Their plan did not admit of the inclusion of large amounts of fat in their food mixtures, because this procedure diluted so much the mineral content, protein content, etc., of any natural food under investigation, that it made it impossible to feed sufficient amounts of grains, legume seeds, etc., to give an accurate picture of their dietary properties. It was imperative, for their purposes that rats should be fed with dry powders. A device was finally designed which left little to be desired for the quantitative feeding of such powders. This consists of a tin pie plate suspended from the roof of the cage by means of three wires which are attached to the rim of the pan so that they occupy the position at the angles of an equilateral triangle. These wires are brought together like the tepee lodgepoles, being connected with a ring by means of a small link for each wire. A wire is passed through perforations in the rim of the pan so as to cross it at a line, the center of which lies half the diameter of a pint tin cup from the center of the pie pan. This wire is bent so as to form a circle which circumscribes the center of the pan. The circle is just large enough to admit of the insertion of a pint tin cup without a handle. The feeding cup is thus held securely in the center of the pan. Inserted in the mouth of the tin cup is a cover so made as to fit firmly into the cup like the lid of a dinner pail. The top of this cover is shaped much like the top of a cuspidor, being funnel-shaped and having a hole in the center, through which the rats can secure the powdered food. In order to minimize the chances of scattering food, the cover is made about double the diameter of the tin cup, so that it forms a large funnel which tends to return the traces of powdered food to the cup should any be removed and not eaten by the rat. If this device is not filled more than half full, it is impossible for a rat to scratch any of the food from the cup. It must eat through the hole in the center. The size of this hole may be gauged, if desired, to the size of the rats used in experiment.

With this device McCollum and Simmonds found it easy to secure records of food intake which certainly are accurate to within 1 per cent. Since they did not keep their animals in individual cages, but in groups of four to eight or ten in one large cage, most of their records showed the food consumption of the group and not of any one individual.
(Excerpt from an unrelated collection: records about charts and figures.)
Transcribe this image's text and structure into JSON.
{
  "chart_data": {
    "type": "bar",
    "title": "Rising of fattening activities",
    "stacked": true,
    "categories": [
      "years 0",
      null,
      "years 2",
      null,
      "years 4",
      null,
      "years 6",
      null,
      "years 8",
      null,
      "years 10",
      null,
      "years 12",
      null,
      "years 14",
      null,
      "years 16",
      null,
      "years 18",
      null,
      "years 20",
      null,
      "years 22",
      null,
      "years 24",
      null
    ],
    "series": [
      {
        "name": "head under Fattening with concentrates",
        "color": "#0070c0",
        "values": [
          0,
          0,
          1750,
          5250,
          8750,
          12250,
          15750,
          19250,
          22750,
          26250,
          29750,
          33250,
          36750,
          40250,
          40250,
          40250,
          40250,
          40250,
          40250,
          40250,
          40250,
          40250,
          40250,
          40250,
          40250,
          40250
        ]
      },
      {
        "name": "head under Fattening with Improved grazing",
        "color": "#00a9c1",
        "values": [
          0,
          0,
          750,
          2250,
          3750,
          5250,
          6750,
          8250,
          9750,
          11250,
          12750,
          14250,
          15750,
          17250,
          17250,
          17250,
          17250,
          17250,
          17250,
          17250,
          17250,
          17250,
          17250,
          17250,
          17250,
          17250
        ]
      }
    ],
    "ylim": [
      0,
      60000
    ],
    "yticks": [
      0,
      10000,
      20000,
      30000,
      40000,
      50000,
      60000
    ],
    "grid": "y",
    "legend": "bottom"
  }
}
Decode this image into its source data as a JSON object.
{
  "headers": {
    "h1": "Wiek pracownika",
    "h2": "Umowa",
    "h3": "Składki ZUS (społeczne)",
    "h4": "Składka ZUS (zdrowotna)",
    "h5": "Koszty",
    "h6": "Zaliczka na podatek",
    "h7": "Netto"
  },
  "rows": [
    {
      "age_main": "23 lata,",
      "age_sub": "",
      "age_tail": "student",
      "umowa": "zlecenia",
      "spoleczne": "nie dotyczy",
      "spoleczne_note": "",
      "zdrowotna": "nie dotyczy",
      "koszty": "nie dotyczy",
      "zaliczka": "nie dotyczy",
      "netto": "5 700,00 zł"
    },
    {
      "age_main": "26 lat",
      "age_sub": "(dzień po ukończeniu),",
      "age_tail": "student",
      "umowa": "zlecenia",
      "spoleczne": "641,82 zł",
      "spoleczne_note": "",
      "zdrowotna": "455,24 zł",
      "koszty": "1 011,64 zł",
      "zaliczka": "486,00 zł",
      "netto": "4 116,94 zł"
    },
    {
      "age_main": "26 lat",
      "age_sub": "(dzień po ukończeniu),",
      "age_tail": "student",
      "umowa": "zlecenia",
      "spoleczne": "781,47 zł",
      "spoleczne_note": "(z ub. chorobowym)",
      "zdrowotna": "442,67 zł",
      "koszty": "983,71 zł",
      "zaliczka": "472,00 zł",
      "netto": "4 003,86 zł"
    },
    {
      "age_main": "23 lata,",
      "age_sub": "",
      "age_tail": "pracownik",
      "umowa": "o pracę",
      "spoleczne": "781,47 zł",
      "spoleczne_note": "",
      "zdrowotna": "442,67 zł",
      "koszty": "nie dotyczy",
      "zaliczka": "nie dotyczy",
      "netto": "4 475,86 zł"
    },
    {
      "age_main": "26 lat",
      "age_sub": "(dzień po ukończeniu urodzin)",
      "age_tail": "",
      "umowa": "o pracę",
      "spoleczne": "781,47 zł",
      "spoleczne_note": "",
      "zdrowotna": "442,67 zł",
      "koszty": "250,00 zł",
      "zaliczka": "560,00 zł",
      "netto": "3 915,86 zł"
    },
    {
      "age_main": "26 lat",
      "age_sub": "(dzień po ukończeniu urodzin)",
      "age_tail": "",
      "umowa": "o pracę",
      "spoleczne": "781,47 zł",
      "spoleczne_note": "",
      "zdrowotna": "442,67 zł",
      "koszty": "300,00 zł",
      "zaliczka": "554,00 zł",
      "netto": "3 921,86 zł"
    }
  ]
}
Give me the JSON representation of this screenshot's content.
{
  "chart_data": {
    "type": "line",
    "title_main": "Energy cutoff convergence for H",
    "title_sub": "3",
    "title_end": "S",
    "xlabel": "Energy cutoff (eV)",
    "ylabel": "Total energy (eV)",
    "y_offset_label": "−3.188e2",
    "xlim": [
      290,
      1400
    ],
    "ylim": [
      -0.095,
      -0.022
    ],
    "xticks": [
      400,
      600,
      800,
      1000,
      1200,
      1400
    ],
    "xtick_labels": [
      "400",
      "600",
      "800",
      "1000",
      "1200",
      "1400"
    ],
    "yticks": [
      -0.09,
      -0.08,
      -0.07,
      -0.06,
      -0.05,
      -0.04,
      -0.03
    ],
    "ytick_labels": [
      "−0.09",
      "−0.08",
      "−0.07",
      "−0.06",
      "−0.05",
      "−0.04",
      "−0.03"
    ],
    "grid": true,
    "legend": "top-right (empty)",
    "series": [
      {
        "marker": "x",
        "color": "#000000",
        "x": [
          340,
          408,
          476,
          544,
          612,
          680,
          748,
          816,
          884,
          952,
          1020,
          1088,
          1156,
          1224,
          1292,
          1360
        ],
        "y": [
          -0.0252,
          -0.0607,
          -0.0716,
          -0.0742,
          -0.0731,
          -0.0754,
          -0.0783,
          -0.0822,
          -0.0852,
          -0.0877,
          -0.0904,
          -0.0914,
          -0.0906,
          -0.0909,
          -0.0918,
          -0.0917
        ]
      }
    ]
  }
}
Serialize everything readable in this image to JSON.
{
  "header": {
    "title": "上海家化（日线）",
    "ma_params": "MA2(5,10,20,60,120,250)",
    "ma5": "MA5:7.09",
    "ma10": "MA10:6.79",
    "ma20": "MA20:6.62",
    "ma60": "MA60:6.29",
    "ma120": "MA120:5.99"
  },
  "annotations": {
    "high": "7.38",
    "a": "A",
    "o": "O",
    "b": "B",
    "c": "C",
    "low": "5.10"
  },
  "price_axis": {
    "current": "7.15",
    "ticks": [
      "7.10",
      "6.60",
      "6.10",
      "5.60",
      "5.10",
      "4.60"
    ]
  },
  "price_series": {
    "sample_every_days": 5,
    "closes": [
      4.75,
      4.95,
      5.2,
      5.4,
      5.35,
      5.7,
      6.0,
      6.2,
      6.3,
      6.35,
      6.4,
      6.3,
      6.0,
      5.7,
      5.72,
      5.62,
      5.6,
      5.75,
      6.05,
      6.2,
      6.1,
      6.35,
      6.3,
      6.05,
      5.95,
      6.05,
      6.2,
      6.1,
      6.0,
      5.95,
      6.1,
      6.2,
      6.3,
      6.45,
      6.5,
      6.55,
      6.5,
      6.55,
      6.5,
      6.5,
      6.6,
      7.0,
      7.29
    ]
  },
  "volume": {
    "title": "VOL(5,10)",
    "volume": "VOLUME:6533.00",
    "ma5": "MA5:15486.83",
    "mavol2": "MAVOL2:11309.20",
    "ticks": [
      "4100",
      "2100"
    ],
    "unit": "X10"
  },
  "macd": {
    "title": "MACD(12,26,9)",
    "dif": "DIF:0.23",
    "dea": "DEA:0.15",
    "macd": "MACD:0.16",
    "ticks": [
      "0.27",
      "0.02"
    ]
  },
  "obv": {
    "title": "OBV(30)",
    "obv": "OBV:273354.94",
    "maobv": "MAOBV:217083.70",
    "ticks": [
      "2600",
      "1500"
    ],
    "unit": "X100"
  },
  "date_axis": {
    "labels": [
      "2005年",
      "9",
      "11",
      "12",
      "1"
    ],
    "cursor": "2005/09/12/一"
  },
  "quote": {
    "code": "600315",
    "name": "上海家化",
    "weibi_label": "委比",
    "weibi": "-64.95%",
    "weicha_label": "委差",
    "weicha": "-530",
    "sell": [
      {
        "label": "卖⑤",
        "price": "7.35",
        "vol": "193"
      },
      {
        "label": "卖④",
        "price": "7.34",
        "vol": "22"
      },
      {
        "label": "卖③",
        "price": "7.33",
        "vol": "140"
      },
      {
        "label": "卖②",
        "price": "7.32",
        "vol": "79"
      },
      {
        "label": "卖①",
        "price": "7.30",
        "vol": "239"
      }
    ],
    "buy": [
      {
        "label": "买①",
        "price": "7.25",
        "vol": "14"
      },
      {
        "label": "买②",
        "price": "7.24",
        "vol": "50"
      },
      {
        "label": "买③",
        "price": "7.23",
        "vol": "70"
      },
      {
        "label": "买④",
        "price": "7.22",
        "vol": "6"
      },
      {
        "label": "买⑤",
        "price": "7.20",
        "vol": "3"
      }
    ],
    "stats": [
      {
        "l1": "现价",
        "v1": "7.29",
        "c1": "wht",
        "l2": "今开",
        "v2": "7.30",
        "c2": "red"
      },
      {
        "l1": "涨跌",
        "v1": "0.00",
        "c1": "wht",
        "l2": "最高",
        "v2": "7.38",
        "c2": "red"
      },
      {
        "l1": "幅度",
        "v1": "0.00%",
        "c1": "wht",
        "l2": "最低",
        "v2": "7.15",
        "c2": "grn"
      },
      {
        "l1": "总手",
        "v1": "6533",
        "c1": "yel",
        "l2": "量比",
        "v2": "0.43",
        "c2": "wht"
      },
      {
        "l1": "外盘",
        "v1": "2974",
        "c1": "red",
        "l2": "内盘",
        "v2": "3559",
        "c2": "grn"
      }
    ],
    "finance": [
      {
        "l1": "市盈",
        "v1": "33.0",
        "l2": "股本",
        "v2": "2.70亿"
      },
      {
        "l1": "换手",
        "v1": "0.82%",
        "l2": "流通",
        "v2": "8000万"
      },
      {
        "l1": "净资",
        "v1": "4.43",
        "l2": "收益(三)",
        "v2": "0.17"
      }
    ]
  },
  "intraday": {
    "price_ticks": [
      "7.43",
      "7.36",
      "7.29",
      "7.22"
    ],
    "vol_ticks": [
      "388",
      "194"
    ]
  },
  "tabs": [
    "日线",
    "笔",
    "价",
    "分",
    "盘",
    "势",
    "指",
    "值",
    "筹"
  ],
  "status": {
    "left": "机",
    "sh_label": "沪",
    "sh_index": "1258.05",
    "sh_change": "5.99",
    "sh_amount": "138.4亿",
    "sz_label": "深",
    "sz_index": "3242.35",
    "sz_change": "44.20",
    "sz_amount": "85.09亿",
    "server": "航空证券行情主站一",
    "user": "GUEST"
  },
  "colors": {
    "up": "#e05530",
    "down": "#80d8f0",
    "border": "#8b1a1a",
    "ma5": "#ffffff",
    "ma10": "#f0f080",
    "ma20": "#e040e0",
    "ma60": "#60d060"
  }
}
This practice was followed because of the great increase which it made possible in the number of animals which could be kept under observation, thus making feasible the conduct of a much larger number of experiments.

Experiments with feeding various sources of proteins at different percentages of the food mixtures brought to light the fact that there are few sources of proteins among our ordinary foods sufficiently high in quality that a diet containing but 9 per cent of protein, and otherwise satisfactory will be adequate for the promotion of growth at the maximum rate and to the full adult size, and for the maintenance to an advanced age of a high health standard in the rats confined to it. Only such proteins will, when fed at this plane of intake, serve to maintain the vitality of rats at a point where their fertility will be high, and the nursing of their litters satisfactory.